“You have brains in your head. You have feet in your shoes. You can steer yourself in any direction you choose. You're on your own, and you know what you know. And you are the guy who'll decide where to go.” — Dr. Seuss
The last time I was asked to read to a class, it was in front of a group of middle schoolers about a year or so ago, and my choice was a chapter from “To Kill A Mockingbird.” It was Harper Lee’s birthday, after all.
The meaning was completely lost, and I completely bombed.
But I learned a valuable lesson that day. The right book makes all the difference in the world.
Don’t get me wrong. I know a literary masterpiece when I see it. I have an English degree, for crying out loud. “To Kill A Mockingbird” would be the perfect reading choice in front of a group of attorneys or Southern literature lovers or a number of groups other than middle schoolers.
It just wasn’t a good choice. Lesson learned.
So when Castle Heights Elementary School librarian Cindy Sharp invited “community celebrities,” along with myself, to Read To Me Day on Wednesday at the school, redemption was the only thing on my mind.
I arrived at the library early to the smell of coffee, warm glazed doughnuts and fresh fruit after signing tardy slips in the office for my oldest two children. It happens sometimes, but according to official school records, we remain far from truant.
Stone greeted me with a smile, and quickly asked about my choice of book. After weeks of pondering, deliberating and coming up with little, all of a sudden it hit me like a ton of…books.

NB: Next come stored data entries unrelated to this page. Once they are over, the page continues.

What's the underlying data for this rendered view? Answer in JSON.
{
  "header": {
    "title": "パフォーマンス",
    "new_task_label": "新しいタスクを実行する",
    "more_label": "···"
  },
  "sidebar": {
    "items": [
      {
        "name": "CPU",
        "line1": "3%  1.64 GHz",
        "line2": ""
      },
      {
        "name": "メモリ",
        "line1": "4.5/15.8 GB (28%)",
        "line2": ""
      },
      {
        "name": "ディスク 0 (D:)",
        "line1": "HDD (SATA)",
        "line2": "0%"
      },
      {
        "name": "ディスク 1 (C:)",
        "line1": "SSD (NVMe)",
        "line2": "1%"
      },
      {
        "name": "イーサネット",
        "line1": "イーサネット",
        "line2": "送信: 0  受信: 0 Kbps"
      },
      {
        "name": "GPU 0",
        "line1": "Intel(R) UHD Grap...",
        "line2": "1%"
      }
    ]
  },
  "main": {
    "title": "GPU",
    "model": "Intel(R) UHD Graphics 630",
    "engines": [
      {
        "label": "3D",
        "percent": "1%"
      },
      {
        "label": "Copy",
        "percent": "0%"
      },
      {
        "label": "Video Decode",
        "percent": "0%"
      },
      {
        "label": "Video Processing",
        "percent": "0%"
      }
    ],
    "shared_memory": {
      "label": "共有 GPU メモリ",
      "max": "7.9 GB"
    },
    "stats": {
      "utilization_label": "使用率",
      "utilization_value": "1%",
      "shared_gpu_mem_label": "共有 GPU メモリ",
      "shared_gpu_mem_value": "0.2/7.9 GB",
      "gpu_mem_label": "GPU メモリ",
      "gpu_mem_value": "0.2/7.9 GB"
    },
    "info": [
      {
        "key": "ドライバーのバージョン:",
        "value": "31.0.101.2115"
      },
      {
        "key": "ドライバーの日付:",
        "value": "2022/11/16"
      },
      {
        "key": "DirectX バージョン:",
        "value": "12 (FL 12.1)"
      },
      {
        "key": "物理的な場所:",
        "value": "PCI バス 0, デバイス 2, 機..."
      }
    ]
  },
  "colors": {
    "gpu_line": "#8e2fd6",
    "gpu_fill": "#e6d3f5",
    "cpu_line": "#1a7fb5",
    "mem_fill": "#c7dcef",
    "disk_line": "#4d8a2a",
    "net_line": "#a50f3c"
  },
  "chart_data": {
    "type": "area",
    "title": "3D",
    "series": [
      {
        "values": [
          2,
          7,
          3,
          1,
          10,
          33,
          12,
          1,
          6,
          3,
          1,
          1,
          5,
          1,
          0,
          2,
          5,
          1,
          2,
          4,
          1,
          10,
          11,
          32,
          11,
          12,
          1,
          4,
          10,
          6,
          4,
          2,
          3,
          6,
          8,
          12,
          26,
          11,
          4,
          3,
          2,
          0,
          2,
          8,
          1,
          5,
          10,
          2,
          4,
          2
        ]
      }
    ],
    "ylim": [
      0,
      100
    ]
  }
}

“Can you direct me to the Seuss section?” I asked the librarian.
Yes, Dr. Seuss. But not just any old Seuss book. Horton doesn’t even have the backbone for this reading. The Cat in the Hat…please. Not even the Grinch’s tale of transformation from meanness to big-heartedness would hold a candle to the Seuss tale that came to mind that faithful Wednesday morning.
After a quick search, my book of choice seemed to jump right off the shelf into my hands. The last time I had read “Oh the Places You’ll Go” was the time I graduated from high school, unfortunately. After celebrating my 37th birthday Monday, I think I will make a new tradition of reading the book every year in celebration. But I digress.
My first stop on the reading trail was my son’s class and his fellow fifth-graders. After a brief introduction, I started reading. Occasionally I was inspired to see all the wide-eyed students staring back at me intently as my voice gained inflection with the arrival of each exclamation point.
I answered questions and was whisked away to my second of two stops on the day, my daughter’s fourth-grade class.
Much the same reception was found as I described my work in newspapers. You see, I was more familiar with having previously spoken to the fifth-graders on my work as an editor in an effort to inspire future readers and writers.
So it was my first meeting with many of the fourth-graders. I was quickly impressed when one student eagerly pointed out my use of a metaphor.
On a side note, I thought metaphor was the name of a Transformer in fourth-grade.
I was equally impressed to find the class sent a collection of handmade thank-you cards home with my daughter. The stack of bright-colored construction paper, heart-shaped notes and Crayola-sponsored words of thanks would brighten even the gloomiest of days.
One note in particular stood out from the crowd as a sentiment I will cherish for days to come. It was from Caty, who said, “I love reading the comments about things in the newspaper and you make it happen.”
Now if that doesn’t give inspiration to reading, I’m not sure anything will.
My hat’s off to Caty and the rest of the students, faculty and administration at Castle Heights Elementary School and all the schools in Lebanon and Wilson County that hold similar events. You really make reading fun-damental.